That semester, the visiting chair in Contemporary American Poetics was actually a chair.
"I've got four legs and a straight back," she said. "So call me a formalist."
Though her real name was Susan, she called herself Patsy. It had been a long time since she'd been polished, but that made her more appealing. She was proud to be a functional chair, a chair among other chairs, and not one constructed by somebody famous enough to be a crossword puzzle answer.
"Ain't no museum piece ever got as much ass as me," she said, laughing at her own bad pun. Her narcissism was almost charming.
The 17 previous guest poets, all toxically self-involved, had been male humans, and they'd had sex with an average of 1.7 undergraduate writers, 1.9 graduate students, and 0.6 faculty members per semester.
I was the best boy poet in the program, so I took a run at Patsy. She was flattered but said that straight women poets didn't get groupies—something about the unerotic nature of an inverted gender power relationship—and that I was probably yet another MFA Romeo who was illiterate in bed.

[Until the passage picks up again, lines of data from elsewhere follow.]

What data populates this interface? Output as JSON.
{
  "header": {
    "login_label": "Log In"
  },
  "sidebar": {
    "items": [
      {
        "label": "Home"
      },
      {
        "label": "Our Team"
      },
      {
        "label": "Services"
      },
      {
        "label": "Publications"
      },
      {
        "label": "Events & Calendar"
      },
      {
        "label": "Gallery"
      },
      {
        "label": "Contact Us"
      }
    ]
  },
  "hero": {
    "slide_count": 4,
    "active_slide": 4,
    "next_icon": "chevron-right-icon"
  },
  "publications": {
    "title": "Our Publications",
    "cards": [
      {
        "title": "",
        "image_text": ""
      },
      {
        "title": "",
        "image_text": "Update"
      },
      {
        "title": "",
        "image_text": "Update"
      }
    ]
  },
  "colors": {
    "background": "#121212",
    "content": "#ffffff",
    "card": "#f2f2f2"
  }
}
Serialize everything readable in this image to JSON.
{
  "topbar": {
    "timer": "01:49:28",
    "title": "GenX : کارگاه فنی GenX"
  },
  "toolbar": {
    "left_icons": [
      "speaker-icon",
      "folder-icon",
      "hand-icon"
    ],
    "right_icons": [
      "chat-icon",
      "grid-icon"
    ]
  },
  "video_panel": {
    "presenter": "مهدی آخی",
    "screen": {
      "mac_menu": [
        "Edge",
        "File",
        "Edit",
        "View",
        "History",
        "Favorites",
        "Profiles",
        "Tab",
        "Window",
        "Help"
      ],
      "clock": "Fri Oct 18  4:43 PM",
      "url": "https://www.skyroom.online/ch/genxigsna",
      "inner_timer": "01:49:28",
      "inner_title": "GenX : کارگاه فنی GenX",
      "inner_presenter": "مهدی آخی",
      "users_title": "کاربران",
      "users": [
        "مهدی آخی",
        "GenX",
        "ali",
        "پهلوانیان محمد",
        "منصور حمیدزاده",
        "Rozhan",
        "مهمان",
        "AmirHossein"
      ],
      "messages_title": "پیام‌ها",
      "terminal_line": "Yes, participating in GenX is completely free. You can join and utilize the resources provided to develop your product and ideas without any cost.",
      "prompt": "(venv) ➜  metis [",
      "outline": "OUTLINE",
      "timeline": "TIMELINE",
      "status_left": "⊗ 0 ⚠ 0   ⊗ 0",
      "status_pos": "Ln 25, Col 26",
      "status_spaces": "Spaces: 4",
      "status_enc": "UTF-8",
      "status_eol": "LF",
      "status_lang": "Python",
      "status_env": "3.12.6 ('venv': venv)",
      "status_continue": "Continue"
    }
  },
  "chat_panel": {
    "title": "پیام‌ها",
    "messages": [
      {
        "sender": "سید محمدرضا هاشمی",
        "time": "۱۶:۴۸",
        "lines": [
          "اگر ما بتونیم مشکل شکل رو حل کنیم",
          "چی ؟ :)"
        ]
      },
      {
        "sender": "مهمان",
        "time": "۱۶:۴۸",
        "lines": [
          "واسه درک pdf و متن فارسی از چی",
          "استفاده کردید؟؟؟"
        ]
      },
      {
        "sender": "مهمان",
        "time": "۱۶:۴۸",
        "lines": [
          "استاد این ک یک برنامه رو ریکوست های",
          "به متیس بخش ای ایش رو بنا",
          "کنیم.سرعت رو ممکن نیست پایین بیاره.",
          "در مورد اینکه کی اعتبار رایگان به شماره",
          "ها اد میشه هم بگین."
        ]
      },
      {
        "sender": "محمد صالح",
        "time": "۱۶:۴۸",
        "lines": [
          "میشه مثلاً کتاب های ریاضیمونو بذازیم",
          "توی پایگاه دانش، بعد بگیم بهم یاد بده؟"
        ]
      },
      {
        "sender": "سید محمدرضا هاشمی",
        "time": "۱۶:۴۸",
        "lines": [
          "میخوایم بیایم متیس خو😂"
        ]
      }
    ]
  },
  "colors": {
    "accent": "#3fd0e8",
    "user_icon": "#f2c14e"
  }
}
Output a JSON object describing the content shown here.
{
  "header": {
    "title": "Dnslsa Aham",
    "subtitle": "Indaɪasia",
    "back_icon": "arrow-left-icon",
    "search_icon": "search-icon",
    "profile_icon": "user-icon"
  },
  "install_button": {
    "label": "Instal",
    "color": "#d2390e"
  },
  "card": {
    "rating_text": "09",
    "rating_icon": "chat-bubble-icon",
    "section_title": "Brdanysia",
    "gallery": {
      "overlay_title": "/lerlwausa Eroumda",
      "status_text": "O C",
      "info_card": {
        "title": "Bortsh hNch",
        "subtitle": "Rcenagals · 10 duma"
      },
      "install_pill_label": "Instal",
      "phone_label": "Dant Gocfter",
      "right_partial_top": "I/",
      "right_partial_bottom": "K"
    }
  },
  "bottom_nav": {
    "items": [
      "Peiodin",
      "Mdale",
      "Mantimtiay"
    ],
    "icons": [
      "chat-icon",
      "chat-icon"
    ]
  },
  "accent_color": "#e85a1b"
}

Twelve years later, and nine years after I stopped writing poems, I went to hear her lecture about The Meaning of Poetry in the Internet Age. Ever the minimalist, she stood silently onstage for 37 minutes and then left for the after-party. There, I asked if she remembered spurning my sexual advances.
She laughed and said only sad people remembered their non-fucks. So, yeah, of course, she knew who I was, and to celebrate our reunion, she didn't fuck me again.